An hour and a half after the current was interrupted, a resident of Fortuna, in southeastern Spain, said that her husband was driving the car, trying to find a gas station to supply them fuel to feed a generator and keep them the energy fed.
“We are worried about the lack of food, water, money and gasoline, if the situation will take a few days,” said Lesley, a British living in Spain for 11 years.
Locals also confess that, going to the streets of Benidorm, “most stores are in the dark and are closed or have people at the entrance who say you cannot enter. There are no ATMs, there are no traffic lights, so everything is strange.”
The mayor of Madrid urged the inhabitants to “limit their movements to a minimum”
After Mr.
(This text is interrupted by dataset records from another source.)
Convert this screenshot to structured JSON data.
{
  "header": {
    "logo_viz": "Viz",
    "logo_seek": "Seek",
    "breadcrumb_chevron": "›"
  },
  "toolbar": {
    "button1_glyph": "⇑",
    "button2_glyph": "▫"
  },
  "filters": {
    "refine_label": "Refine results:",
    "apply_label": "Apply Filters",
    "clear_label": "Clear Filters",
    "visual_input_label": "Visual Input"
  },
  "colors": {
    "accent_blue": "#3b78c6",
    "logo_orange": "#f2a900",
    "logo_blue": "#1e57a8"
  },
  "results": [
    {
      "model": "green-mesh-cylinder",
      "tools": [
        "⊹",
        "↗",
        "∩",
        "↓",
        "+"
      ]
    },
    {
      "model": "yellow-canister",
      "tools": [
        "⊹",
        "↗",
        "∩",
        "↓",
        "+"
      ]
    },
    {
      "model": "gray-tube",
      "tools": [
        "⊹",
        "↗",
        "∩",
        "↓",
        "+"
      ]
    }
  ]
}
Gladden's telephone signal returned (in about two hours), he and others ventured to cafes, but they found that “nothing works-we came to take some food and a drink, but they cannot cook without electricity.”
Two and a half hours after the current cuts, the mayor of Madrid, José Luis Martínez-Almeida, urged the inhabitants to “limit his movements to a minimum and, if possible, to stay where he is”, in a video recorded from the Emergency Situations Center of the city.
At 3:00 pm, the local time, the Spanish Prime Minister Pedro Sánchez convened an “extraordinary” meeting of the National Security Council of Spain.
The executive director of Red Electrica, Eduardo Priesto, said, in a press conference shortly thereafter, that the restoration of the electric current could take “between six and ten hours”.
Just before 4:00 pm, the electric current was resumed in Malaga. By 5:00 pm, the network operator said the electric current was resumed “in several areas of the north, south and west of the peninsula [Iberice]”.
The Portuguese Energy Company Ren said it could “take up to a week” until the network returns to normal.
“No plan about where to stay”
Tom McGilloway, on vacation in Lisbon, was going to return to London on Monday night, but until the beginning of the evening he didn't know what would happen.
He said that, for now, people receive drinks and food-but the sellers told him that they will continue to work only until the batteries of their payment terminals are downloaded.
“If I have to book a hotel if the plane is canceled, I don't know how I can do this if I don't pay,” he added.
“My partner's parents are trying to get gas to come, take us and take us back to Alentejo, but many gas stations are closed or do not accept payments. We may be stuck here without any plan to stay tonight.”
Spanish violinist Isaac Bifet went to a rehearsal in the morning at the Symphony Orchestra in Madrid. But the building was completely dark, and most of the other instrumentalists of the orchestra had not come.
Cash without cash suffered the most, he told the BBC, because the online payment systems did not work.
The day without electric current was “strange” and “medieval”, said Mr. Bifet. But “the atmosphere was actually quite pleasant.”
And as the electricity was still interrupted in his apartment, he spent the evening drinking beers with friends in the candle light.